The problem requires us to find a function, usually denoted as y(t), which satisfies the relationship given in the equation when subjected to a set of initial conditions. Here, the initial conditions are the values of the function and its first derivative at time t = 0. In this case, those conditions are: \( y(0) = 1 \) and \( y'(0) = 0 \). Usually, the process of finding the solution involves several steps, starting with identifying the type of differential equation, finding the complementary function (for the homogeneous part), and finding a particular solution (for the non-homogeneous part).

However, our exercise makes use of the Laplace transform, a powerful technique that transforms the differential equation into an algebraic equation, which is often easier to solve.

Inverse Laplace Transform

The inverse Laplace transform is a mathematical process used to revert the Laplace transform and obtain the original function of time from its transformed counterpart, a function of complex frequency s, denoted as Y(s). The inverse transform is denoted by \( \mathcal{L}^{-1} \).

In the context of our problem, after taking the Laplace transform of both sides of the given differential equation and solving for Y(s), we are left with an expression in the s-domain. To find the time-domain solution y(t), we need to apply the inverse Laplace transform.

The inverse process involves finding a known transform pair that matches the terms in Y(s) or decomposing Y(s) into simpler fractions that can be readily inverted. Matching transform pairs often come from a table of Laplace transforms, which is a critical tool for this process. In the exercise, one term matches the transform of \( \cos(2t) \) while another term is manipulated to match the transform of \( \frac{1}{4}(t \sin(2t)) \), based on the properties of the Laplace transform.

Linearity Property of Laplace Transform

The linearity property of the Laplace transform is fundamental to solving differential equations because it allows us to handle the transform of a sum of functions as the sum of their individual transforms. Formally, if \( f(t) \) and \( g(t) \) are functions of time t, and a and b are constants, then the Laplace transform of their linear combination is given by:

\( \mathcal{L}\{af(t) + bg(t)\} = a\mathcal{L}\{f(t)\} + b\mathcal{L}\{g(t)\} \).

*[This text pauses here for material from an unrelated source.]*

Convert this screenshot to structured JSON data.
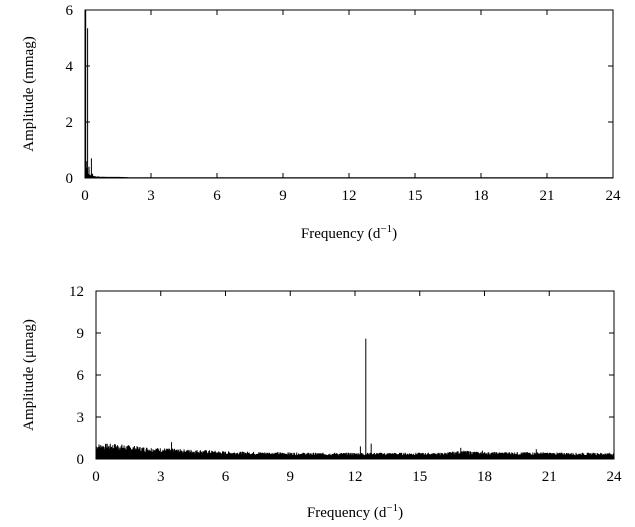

This property was used in the solution when the Laplace transform was applied to both terms on the left side of the differential equation separately. By exploiting this property, we can work with each term individually, which simplifies the algebra involved in solving for Y(s). It also makes it possible to handle initial conditions directly in the transformed equation, as shown in the exercise solution.

Initial Conditions

Initial conditions in a differential equation problem are the values describing the state of the system at the beginning of the observation, typically at time \( t = 0 \). The initial conditions for our exercise are \( y(0) = 1 \) and \( y'(0) = 0 \). These conditions are crucial when solving differential equations, as they allow us to find a unique solution that fits the specific scenario of the problem.

Differentially, when applying the Laplace transform to solve a differential equation, initial conditions are incorporated into the transformed equation. This is seen where the terms involving \( y(0) \) and \( y'(0) \) come into play when the Laplace transform of the derivatives is taken. Whenever the Laplace transform of a derivative is computed, we subtract the initial values of the function and its derivatives, multiplied by powers of s. These terms ensure that the transformed equation, Y(s), retains the necessary information to accurately reflect the system's initial state when computing the inverse Laplace transform to obtain the final solution.